Paris Prosecutors drop drug probe against French MEP Rima Hassan

PARIS — French MEP Rima Hassan has been cleared of wrongdoing after being accused of carrying illegal drugs, according to a statement from her party and the Paris prosecutor’s office.

“Scientific analyses have found no traces of synthetic drugs in the items seized from Rima Hassan,” the hard-left political party to which she belongs, France Unbowed, said in a statement Thursday.

Hassan, a member of The Left group in the European Parliament, was taken into police custody for questioning after posting a quote on X from far-left Japanese militant Kōzō Okamoto, who was convicted of a 1972 terrorist attack in Israel that killed 26 people. The MEP, who was born in a Palestinian refugee camp in Syria, has placed pro-Palestinian advocacy at the heart of her political work since being elected in 2024.

She is due to stand trial on July 7 on charges that her post quoting Okamoto constitutes an apology for terrorism.

French daily Le Parisien reported last week that “a few grams of synthetic drugs” had been found in Hassan’s handbag as she was being detained. The Paris prosecutor’s office said shortly after that a substance “resembling” 3-MMC — a common designer drug — had been identified, but that further tests were needed.

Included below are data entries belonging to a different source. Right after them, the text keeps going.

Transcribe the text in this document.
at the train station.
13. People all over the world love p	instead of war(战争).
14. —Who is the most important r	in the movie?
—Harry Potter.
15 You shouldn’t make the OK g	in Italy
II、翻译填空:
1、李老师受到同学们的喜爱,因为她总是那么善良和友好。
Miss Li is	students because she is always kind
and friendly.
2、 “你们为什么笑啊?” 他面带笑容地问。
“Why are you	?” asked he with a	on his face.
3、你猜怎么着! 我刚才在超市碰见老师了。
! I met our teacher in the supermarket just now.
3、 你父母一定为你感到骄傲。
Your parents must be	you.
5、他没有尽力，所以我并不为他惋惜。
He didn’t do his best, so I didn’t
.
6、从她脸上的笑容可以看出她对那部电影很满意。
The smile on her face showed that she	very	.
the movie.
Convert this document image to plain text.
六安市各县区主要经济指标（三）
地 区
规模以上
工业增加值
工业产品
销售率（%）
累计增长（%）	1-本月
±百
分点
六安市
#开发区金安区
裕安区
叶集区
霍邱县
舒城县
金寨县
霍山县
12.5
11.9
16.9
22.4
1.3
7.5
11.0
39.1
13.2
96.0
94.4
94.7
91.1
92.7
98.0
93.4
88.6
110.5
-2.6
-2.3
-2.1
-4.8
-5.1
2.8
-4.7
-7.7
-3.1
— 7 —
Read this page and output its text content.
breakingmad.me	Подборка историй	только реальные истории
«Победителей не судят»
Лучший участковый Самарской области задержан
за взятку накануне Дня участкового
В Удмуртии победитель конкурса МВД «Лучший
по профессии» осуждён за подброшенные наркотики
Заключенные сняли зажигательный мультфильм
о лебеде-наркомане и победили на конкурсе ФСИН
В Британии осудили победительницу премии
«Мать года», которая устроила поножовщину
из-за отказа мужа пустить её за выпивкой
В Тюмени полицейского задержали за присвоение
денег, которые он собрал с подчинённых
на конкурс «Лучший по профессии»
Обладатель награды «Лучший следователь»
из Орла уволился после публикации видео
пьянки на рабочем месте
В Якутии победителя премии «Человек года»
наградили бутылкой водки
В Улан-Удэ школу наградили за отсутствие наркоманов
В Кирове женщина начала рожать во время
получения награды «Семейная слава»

Hassan has consistently pushed back against the allegations, saying she had only carried cannabidiol (CBD) products that were legally purchased in Brussels. CBD is a chemical that is found in the cannabis plant but does not have the same intoxicating effects as tetrahydrocannabinol (THC), the main psychoactive ingredient in marijuana.

Hassan’s lawyer, Vincent Brengarth, said a “toxicological analysis” had identified only a “negligible level” of THC. He added that it is “not uncommon for products marketed as CBD to contain traces of THC, since both molecules are extracted from the same plant.”

The Paris prosecutor’s office confirmed that a little more than 1 percent of THC had been found on the product presented as CBD — over the 0.3 percent legal threshold, but an insufficient amount to be considered a crime.

Hassan has since gone on the offensive.

On Wednesday, her lawyer announced that she had filed an initial complaint over a breach of confidentiality after French outlet Le Canard Enchaîné reported that a Justice Ministry spokesperson had been in contact with members of the press during Hassan’s questioning.

France Unbowed has also asked France’s media authority Arcom to intervene, arguing that the allegations were widely circulated in the French media and calling for “corrections to be published in all media outlets that contributed to the spread of this false information.”

France Unbowed and its presidential candidate, Jean-Luc Mélenchon, have remained strongly supportive of Hassan.